I have invited Ryan (mentioned above) to the Wounded Warrior hunts before. He never got a shot at a buck. Last year, a monster 10-point walked out at 110 yards, but he had not seated the bullet and missed his chance. I had never seen a person so depressed and upset. It took 30 minutes to get him to join the party last year. This past year I made it my mission to get this man his buck. We had been putting hundreds of pounds of corn in this one spot for the previous 30 days. We did not hunt the spot but did sit in the blind to see what was visiting. We found that there were three big bucks hitting the corn hard so we knew we had a chance. This past year his dream came true and he got his buck.

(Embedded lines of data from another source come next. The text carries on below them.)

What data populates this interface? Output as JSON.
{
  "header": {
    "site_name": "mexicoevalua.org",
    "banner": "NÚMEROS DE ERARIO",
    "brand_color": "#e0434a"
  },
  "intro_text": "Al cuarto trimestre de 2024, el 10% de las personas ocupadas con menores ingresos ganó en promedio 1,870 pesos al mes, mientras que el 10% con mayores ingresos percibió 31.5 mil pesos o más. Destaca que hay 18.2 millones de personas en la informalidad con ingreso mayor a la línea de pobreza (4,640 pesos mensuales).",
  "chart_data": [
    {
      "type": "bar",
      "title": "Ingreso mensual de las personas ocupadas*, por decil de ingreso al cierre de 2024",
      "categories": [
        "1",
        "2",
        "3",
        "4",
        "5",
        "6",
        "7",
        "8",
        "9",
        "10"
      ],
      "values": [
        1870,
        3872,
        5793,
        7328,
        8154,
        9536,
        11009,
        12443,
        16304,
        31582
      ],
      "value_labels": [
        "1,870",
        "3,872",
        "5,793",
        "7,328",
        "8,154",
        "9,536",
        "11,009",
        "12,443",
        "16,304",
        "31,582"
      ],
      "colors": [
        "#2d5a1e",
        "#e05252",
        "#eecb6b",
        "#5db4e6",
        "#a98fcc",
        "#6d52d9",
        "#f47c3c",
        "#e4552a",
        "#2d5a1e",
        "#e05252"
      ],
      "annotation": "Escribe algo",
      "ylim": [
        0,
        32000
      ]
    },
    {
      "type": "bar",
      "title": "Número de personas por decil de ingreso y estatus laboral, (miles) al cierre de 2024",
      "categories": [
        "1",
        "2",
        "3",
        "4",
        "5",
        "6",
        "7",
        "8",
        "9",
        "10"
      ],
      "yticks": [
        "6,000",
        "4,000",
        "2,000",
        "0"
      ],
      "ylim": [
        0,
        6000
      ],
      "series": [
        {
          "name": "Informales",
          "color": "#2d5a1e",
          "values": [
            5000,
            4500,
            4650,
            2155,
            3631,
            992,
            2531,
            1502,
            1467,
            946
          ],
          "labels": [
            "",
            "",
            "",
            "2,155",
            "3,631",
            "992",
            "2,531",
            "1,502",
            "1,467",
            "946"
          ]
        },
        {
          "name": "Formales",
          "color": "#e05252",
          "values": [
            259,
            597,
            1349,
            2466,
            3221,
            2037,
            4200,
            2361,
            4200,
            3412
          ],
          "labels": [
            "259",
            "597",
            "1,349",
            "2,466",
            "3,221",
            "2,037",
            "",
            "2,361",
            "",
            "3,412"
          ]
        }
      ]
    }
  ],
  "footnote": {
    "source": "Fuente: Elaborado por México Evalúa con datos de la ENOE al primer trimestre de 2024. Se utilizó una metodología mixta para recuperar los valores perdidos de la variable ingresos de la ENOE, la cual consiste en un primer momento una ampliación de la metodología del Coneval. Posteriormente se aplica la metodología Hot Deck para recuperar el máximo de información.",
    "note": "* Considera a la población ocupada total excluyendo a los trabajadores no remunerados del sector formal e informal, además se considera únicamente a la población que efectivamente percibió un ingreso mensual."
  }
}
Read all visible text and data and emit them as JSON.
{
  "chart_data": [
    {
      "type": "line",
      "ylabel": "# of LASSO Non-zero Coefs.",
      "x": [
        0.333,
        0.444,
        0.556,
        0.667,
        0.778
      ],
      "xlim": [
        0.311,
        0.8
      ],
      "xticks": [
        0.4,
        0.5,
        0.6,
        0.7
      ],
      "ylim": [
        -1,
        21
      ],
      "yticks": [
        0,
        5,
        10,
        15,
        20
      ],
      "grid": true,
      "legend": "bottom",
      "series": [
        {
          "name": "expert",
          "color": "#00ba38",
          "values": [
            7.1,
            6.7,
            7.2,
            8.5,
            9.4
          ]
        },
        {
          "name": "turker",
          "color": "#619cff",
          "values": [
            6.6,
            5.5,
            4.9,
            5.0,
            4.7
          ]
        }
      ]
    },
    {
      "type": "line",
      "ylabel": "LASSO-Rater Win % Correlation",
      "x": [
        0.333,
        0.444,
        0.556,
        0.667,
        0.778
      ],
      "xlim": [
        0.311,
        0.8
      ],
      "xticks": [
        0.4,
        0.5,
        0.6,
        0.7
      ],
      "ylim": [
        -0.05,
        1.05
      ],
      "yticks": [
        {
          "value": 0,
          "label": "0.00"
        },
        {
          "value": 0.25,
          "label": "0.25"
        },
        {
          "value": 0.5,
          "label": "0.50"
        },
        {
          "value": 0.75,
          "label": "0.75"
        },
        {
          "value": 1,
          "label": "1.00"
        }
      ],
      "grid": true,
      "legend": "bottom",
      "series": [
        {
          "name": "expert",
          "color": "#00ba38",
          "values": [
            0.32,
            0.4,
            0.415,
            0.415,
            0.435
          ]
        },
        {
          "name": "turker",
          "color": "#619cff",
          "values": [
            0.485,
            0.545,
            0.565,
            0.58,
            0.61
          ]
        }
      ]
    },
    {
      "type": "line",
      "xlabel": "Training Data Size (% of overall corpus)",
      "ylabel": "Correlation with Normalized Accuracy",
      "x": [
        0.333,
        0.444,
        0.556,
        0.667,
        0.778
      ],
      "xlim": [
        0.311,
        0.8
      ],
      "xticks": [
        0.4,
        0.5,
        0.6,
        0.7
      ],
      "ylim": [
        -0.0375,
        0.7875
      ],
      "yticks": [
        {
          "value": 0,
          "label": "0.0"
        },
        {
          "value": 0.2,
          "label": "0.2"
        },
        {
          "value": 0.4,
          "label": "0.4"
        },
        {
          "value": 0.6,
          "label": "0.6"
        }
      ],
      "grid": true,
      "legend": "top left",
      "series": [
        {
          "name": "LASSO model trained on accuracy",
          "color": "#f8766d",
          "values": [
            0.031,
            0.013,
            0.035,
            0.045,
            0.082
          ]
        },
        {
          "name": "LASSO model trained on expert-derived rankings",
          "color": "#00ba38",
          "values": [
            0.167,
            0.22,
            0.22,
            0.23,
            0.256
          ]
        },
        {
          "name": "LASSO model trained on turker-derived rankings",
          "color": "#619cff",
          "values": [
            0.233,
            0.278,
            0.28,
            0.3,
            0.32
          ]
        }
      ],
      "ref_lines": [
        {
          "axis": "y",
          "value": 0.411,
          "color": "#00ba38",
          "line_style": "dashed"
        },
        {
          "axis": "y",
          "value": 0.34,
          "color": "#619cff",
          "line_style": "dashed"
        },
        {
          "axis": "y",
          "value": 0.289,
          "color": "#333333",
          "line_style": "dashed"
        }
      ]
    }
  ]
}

My buddy Chris Watson (who is a professional photographer) has photographed the hunt for the last three years. We were sitting in the truck waiting for the text from any hunter who got a buck. When we saw that Ryan got his buck, we scrambled like firefighters. We got to the stand and found that the buck was 100 yards in the woods. The guide and I grabbed the ATV and dragged the buck out of the woods and 700 yards to a spot in the field where we could get the sunset behind Ryan. This picture was not enhanced; it was just an amazing sunset. With less than five minutes to spare, we got the perfect shot.
I think everyone thinks that the hunters get the most out of these hunts. I have to strongly disagree. I think it is the guides and me. We hear the stories and heartbreak. These guys talk about losing friends during the war and after the war. This experience really grounds you and puts your life in perspective. I have the right and privilege to hunt because these guys were out there protecting our country. These guys still suffer today. One of the hunters who did not get a deer told his guide during the hunt that he might be blind next year. The surgery he needs has a 50/50 chance that he might lose his vision. He is taking the next 6 months to visit the US and all its great and beautiful places. When I heard this I promised him that he had a spot at the 2017 hunt.